The Tax Cuts and Jobs Act of 2017, enacted into law in late 2017, has held the attention of tax and financial planners all year. As 2018 is nearing its end, however, some of the most useful tools available to aid us in confidently interpreting the law and planning for our clients to effectively reduce their 2018 income taxes (like IRS guidance and tax planning software) are, as of this writing, still inadequate or unavailable. Nevertheless, we must carry on. So, here are some of the most important issues I've identified in planning for my individual taxpayer clients.

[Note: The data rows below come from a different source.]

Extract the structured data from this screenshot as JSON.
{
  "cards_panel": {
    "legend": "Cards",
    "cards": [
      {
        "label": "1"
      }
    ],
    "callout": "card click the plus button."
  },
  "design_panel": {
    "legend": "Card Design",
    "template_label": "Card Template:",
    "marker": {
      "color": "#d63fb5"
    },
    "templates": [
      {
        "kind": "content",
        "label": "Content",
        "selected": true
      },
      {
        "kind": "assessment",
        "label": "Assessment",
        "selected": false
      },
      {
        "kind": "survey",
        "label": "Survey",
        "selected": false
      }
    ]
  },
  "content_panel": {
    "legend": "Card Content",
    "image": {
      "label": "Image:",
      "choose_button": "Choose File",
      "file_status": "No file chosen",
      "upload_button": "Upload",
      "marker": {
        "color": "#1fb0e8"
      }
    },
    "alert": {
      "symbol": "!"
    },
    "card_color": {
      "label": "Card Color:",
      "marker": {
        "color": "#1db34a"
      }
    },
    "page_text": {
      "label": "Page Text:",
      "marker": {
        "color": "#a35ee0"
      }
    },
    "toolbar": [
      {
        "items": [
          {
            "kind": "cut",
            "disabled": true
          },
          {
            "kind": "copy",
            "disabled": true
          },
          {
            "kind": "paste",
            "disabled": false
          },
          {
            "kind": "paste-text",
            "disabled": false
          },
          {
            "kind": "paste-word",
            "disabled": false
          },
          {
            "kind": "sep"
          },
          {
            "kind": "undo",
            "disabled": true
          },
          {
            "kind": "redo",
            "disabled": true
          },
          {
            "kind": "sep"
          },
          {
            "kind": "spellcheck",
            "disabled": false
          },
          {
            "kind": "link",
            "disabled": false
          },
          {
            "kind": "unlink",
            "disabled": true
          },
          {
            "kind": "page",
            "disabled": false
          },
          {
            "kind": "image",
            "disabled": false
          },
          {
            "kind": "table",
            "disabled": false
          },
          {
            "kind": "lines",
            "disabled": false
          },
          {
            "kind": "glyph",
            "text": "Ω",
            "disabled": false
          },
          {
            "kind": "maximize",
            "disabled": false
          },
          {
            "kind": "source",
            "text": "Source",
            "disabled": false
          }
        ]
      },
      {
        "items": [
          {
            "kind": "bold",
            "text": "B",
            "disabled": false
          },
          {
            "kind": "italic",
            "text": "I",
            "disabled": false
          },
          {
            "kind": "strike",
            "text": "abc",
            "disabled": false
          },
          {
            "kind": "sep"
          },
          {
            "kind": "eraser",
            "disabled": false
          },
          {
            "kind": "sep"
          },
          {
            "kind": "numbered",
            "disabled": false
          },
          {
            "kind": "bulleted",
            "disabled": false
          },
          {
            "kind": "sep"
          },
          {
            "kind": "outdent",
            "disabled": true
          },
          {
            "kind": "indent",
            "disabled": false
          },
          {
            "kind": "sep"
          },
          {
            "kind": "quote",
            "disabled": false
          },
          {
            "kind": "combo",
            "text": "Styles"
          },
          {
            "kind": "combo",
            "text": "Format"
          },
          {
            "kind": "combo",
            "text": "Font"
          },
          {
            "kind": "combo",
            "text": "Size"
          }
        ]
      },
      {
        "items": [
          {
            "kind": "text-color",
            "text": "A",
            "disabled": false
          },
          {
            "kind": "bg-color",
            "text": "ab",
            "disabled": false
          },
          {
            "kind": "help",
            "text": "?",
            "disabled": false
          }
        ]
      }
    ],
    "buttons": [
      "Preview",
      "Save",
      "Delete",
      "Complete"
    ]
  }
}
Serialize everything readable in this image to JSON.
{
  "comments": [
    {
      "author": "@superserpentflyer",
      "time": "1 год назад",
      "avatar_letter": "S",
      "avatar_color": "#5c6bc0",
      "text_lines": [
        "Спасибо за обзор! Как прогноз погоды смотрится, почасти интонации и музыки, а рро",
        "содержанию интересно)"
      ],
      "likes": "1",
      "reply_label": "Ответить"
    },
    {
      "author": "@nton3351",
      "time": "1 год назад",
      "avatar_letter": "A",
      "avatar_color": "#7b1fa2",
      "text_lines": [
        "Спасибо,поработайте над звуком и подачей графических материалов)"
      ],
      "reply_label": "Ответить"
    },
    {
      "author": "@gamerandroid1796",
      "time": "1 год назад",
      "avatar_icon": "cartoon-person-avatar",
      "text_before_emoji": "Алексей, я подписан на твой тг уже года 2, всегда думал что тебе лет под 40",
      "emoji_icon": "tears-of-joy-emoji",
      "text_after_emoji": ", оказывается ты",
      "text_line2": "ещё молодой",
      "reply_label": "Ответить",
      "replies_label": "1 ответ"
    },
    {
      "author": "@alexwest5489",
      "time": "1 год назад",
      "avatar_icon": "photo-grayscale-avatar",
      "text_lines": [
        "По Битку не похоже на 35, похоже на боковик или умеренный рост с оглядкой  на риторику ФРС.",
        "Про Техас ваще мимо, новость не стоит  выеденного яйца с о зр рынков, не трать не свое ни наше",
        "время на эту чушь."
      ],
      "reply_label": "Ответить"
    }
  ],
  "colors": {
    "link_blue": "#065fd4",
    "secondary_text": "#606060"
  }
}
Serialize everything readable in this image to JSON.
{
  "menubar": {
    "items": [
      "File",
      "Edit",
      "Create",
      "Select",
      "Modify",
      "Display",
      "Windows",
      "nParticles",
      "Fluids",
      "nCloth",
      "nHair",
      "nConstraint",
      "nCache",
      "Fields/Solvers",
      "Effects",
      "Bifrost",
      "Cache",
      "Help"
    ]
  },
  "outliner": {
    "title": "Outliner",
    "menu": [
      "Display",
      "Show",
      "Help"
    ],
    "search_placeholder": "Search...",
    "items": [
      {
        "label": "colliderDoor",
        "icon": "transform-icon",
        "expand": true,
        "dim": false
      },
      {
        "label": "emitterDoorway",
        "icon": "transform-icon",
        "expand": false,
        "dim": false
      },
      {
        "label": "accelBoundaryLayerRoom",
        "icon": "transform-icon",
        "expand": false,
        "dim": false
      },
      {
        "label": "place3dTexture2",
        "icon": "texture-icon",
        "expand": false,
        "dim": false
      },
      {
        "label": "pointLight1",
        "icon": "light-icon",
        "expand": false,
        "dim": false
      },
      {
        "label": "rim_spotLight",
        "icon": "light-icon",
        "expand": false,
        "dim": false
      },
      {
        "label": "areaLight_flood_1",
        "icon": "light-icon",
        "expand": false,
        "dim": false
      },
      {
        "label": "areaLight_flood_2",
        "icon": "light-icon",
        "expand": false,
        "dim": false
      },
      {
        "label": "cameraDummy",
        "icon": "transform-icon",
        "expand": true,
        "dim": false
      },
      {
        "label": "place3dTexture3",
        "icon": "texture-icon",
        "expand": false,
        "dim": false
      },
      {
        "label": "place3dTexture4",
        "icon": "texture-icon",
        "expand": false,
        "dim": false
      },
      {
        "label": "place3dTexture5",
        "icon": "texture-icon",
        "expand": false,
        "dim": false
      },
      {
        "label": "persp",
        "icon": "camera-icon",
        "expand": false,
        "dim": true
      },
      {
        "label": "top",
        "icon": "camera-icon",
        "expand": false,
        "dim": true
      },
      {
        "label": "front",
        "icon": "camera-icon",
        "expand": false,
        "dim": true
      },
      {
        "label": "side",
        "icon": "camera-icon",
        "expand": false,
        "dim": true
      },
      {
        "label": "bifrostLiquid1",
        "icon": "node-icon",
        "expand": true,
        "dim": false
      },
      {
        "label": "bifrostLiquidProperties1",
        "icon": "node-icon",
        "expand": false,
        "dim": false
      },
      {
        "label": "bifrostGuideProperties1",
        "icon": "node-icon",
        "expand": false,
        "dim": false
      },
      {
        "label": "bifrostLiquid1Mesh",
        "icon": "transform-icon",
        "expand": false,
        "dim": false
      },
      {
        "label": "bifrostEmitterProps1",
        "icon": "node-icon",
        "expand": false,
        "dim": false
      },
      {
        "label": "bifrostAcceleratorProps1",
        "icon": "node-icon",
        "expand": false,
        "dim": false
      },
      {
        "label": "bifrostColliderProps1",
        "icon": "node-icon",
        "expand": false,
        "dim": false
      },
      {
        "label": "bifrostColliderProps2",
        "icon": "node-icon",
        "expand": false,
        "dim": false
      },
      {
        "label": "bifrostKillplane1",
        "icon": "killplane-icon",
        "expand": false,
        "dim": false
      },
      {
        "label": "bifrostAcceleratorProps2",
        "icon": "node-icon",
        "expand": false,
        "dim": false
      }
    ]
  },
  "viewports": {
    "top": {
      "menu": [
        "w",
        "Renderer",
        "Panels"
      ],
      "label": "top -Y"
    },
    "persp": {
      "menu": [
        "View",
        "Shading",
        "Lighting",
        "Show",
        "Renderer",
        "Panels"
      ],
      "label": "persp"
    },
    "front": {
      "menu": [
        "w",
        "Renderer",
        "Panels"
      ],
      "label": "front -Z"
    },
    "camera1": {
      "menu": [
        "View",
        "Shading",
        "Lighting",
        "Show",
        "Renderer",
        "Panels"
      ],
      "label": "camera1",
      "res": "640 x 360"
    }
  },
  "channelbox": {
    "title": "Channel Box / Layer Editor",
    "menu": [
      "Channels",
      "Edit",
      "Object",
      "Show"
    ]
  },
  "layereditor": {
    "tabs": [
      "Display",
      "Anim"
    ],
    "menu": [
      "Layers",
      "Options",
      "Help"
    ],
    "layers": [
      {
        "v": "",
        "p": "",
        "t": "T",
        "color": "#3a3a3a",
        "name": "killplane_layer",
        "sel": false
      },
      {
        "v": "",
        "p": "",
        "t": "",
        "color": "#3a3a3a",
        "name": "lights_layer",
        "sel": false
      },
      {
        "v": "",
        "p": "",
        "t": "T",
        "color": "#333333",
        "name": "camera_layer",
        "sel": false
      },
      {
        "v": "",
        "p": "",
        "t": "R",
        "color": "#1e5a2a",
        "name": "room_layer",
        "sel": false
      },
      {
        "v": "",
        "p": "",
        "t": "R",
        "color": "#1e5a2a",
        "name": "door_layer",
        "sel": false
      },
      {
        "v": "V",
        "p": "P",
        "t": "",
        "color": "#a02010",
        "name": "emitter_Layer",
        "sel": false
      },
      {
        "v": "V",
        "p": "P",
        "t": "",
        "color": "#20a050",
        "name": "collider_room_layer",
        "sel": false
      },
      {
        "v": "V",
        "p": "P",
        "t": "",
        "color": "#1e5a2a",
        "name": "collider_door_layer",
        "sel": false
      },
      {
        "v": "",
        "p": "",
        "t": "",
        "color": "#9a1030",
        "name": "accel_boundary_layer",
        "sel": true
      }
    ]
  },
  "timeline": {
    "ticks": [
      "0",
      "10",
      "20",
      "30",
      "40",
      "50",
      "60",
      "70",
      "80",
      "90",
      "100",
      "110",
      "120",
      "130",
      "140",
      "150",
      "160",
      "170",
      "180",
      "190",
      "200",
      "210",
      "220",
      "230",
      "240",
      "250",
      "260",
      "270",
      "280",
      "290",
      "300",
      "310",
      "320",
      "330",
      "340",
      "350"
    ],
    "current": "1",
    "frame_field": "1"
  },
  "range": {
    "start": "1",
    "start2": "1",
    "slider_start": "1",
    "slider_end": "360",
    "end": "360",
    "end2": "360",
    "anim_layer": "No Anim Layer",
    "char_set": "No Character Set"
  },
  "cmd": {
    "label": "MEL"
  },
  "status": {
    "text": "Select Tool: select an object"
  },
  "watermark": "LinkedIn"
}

Tax rates, standard deductions

A signature feature of the TCJA is that, generally, for a given level of income, the marginal federal income tax rate is lower in 2018. Clients are likely to focus on that aspect of the law, especially if their gross income has changed little between 2017 and 2018. Taxes are computed on income net of deductions and exemptions, or adjusted gross income (AGI), not on gross income. The standard deduction has increased to $12,000 for single filers and $24,000 for married filing jointly, while the personal exemption for each household filer and dependent has been eliminated (from $4,050 in 2017). The child tax credit has also increased significantly, to $2,000 per qualifying child, and a new family credit of $500 per qualifying dependent has been introduced for 2018.

Since these changes are so sweeping and could result in significant increases in or decreases in tax liabilities, I believe most clients will benefit from a review of their 2017 tax liability and some sort of projection of their 2018 liability. At a minimum, I recommend communicating with clients that the impact of this tax law is hard to determine without having a formal discussion and review of their finances before the end of the year.

Itemized deductions

Given the substantial increase in the standard deduction, it's quite possible that most taxpayers will elect it over itemized deductions. However, there may be opportunities to proactively "bunch" itemized deductions from two years into one year such that the total exceeds the standard deduction for appropriate clients. Consider the following:

• Accelerating qualified medical expense payments into 2018 from 2019 might be beneficial since the medical expense deduction threshold is 7.5% of AGI in 2018 vs 10% in 2019.

• State and local tax deductions are limited to $10,000 per year.

• The mortgage interest expense deduction is reduced to $750,000 (on post-Dec. 15, 2017 loans) from the prior cap of $1 million, and interest on most home equity loans is no longer deductible beginning in 2018. Evaluate if clients should refinance a mortgage to pay off a home-equity loan.

• The charitable contribution (cash) limitation increases from 50 percent of AGI to 60 percent in 2018. For charitably minded clients, consider introducing the idea of contributing to a donor-advised fund, where a relatively large one-time gift can be deposited in 2018 and distributed over multiple years in the future.

• Miscellaneous itemized deductions have been eliminated. Investment management fees once paid with after-tax funds to secure the tax deduction might now be allocated between IRA and after-tax funds. Consider paying the IRA share of the fee from the IRA, which is also attractive as this might reduce future required minimum distributions.

• The itemized deduction phaseout, for higher income level taxpayers, has been eliminated.

Alternative minimum tax

Exemption amounts have increased by 29 percent for 2018, and the income thresholds at which taxpayers can take at least a partial exemption has increased in 2018 ($781,200 for single filers and $1,437,600 for married filing jointly).